Fez-se um céu negro de repente, caiu granizo e ventou. Ficou tudo branco, gelado, frio, de arrepiar...
Dois passarinhos tinham parado de cantar na árvore da frente.
Ficaram encolhidos, um juntinho ao outro, escondiam-se do mau tempo no meio do entrelaçado dos ramos da árvore.
Fiquei a vê-los da janela enquanto o céu despejava calhaus de gelo...
Eram tão lindos os passarinhos! Seriam um casal? Que pena vê-los assim tão vulneráveis quando cantavam tão bem ainda há pouquinho!
Seria a casa deles aquela árvore? Ou só vinham passear e ali pousaram?
O granizo parou, deu lugar a bátegas de água incessantes, que faziam rios no meio das pedras de gelo.
A água do beiral parecia querer furar o chão que tinha debaixo de si.
O vento agitou a árvore já despenteada pela chuva. Deixei de ver os passarinhos, enquanto a chuva dobrava de intensidade. Estariam mais escondidos? Caídos no chão?
O canto do telefone assustou-me, entretanto. Fui atende-lo, trouxe-o para a janela e fui respondendo a um inquérito algo maçador. Costumo fazê-lo com gosto sempre imaginando que estou a ajudar quem me liga porque foi o trabalho que arranjou...
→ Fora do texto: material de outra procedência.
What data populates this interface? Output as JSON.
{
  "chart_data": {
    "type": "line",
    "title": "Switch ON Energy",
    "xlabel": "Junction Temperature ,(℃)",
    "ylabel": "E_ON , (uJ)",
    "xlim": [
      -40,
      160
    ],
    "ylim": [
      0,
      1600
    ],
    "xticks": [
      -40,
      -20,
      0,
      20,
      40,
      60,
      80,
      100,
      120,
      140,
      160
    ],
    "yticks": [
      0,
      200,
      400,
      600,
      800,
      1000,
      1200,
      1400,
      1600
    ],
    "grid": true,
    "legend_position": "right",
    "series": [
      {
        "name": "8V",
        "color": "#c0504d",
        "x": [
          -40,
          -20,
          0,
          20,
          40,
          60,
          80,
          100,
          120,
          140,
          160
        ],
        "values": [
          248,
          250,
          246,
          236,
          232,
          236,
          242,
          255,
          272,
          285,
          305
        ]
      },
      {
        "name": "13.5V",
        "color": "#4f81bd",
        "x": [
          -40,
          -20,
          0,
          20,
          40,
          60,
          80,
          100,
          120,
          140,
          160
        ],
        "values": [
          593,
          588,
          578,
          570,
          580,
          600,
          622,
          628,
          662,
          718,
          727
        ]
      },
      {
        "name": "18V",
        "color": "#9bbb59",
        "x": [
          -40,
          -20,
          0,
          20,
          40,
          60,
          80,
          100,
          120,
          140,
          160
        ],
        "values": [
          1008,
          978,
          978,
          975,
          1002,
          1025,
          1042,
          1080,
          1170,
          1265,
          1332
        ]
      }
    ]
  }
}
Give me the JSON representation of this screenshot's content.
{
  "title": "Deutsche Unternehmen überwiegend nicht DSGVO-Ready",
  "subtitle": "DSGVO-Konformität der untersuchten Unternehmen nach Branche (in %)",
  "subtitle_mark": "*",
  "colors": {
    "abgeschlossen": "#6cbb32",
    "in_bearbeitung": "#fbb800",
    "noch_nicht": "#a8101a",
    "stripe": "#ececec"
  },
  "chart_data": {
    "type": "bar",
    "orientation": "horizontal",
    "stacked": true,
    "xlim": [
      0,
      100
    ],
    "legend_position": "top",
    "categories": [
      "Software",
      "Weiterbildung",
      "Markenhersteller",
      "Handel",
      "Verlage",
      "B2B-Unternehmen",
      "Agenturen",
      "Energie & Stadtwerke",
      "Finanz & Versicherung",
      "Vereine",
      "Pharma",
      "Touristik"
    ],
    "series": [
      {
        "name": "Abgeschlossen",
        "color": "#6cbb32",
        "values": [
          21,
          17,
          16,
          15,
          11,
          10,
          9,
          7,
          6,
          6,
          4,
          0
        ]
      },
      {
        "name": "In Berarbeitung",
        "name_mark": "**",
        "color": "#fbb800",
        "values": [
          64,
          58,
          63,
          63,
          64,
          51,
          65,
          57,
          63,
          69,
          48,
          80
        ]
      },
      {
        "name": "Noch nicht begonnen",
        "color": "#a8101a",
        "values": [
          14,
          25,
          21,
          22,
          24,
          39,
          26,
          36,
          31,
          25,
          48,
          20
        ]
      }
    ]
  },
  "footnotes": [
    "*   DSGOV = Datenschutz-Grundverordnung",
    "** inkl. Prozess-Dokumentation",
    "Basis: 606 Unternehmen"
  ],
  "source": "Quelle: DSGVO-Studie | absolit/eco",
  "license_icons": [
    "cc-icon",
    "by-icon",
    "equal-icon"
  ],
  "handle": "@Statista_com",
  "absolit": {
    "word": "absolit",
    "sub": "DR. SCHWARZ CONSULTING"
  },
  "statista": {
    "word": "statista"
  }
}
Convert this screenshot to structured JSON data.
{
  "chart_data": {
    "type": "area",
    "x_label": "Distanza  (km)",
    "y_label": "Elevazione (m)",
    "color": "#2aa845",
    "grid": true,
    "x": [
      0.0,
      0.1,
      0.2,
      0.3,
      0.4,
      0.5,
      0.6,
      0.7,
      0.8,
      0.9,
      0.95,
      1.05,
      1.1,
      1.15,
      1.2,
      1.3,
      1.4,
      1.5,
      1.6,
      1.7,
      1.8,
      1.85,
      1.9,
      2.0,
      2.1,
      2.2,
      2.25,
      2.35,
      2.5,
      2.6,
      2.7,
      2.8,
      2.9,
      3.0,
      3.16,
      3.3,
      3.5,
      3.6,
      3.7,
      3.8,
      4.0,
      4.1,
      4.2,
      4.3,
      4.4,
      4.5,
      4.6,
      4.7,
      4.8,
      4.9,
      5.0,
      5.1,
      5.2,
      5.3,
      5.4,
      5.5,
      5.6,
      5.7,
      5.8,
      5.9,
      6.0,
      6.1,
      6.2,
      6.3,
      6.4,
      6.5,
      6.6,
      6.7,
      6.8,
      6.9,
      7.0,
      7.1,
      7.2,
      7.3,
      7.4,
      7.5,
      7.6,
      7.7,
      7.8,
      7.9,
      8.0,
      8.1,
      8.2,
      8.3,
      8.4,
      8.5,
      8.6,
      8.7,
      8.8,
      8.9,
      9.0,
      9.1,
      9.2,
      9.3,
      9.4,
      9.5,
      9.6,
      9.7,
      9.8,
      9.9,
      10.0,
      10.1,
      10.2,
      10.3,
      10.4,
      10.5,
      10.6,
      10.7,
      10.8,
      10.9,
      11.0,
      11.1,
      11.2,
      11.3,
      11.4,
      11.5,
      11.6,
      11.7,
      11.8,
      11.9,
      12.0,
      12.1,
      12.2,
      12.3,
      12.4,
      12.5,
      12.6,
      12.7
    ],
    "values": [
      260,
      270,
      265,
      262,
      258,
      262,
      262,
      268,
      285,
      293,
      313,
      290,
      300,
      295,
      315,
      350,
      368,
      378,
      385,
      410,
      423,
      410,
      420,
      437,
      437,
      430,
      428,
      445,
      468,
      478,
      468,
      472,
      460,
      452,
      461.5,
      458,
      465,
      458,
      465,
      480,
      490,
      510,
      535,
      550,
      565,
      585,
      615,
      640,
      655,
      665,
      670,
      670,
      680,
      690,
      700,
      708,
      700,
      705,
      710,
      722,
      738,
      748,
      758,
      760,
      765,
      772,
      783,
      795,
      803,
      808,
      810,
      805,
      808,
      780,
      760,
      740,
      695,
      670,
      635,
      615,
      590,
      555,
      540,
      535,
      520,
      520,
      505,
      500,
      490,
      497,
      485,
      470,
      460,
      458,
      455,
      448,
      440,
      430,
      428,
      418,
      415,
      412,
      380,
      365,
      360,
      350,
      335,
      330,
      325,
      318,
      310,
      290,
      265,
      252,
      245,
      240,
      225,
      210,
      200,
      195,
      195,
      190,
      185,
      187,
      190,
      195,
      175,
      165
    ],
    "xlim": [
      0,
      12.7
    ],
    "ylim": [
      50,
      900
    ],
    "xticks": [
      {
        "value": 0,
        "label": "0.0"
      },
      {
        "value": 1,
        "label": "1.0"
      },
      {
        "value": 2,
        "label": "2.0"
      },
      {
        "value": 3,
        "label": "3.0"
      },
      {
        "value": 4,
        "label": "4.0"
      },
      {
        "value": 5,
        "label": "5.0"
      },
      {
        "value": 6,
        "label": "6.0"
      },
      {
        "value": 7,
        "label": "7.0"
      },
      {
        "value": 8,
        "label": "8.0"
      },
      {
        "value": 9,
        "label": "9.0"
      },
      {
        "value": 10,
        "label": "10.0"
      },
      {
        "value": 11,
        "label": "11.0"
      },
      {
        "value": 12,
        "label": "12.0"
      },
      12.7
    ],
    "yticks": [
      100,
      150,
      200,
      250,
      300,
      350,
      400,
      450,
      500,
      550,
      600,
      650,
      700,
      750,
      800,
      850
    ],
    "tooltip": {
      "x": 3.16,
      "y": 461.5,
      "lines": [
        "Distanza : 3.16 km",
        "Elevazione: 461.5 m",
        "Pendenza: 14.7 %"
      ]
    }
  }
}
Mas aquele inquérito depressa começou a incomodar a minha paciência. Fui respondendo quase à toa e contrafeita, quando me animei por avistar de novo os passarinhos. Ah, tinham-se escondido melhor! E conforme a chuva mingou e até parar foram abrindo as asas, sacudindo as penas e dando saltinhos de ramo em ramo. "Olá passarinhos!" "Ainda bem que estão aí!" "Estou feliz por estarem bem!"
Os meus pensamentos atrapalharam um pouco as respostas ao inquérito, o meu interlocutor repetiu duas vezes a mesma pergunta. Respondi que não sabia, sem querer pensar mais na resposta. Ele insistiu, não satisfeito. Então?! Eu não podia não saber?
Num esforço de concentração procurei justificar-me a mim própria. Sim, estavam a incomodar-me mas eu costumava responder a tudo, só para ser gentil, só para me sentir útil a quem só conseguira aquele tipo de trabalho! Mas o meu interlocutor falou-me de distrações, maçou-me com repetições, moeu-me a minha paciência, deixou-se de gentilezas, começou a acelerar as perguntas, privou-me do tempo de pensar nas respostas e mudou o tom de voz radiofónico para um mais expedito na vã tentativa de terminar o inquérito.
O Sol foi rompendo em entremeios de nuvens negras. Fez brilhar o chão molhado. Deu mais cor ao mundo, tingido de branco pelo granizo.
Os passarinhos voaram para onde lhes apeteceu e a voz incomodativa daquele interminável inquérito deixou de me aborrecer porque se quebrou a ligação.
Minutos volvidos torna a cantar o telefone. Hesito. Atendo... Não atendo...
Atendi. E aquela voz maçadora tem o desplante de se queixar de que eu tinha desligado!
A raiva ou fúria ou sei lá que era não me deixou falar. Emudecida, fiquei de repente contente da vida quando vi que os passarinhos voltavam para a árvore. Sorri comigo própria e desliguei o telefone.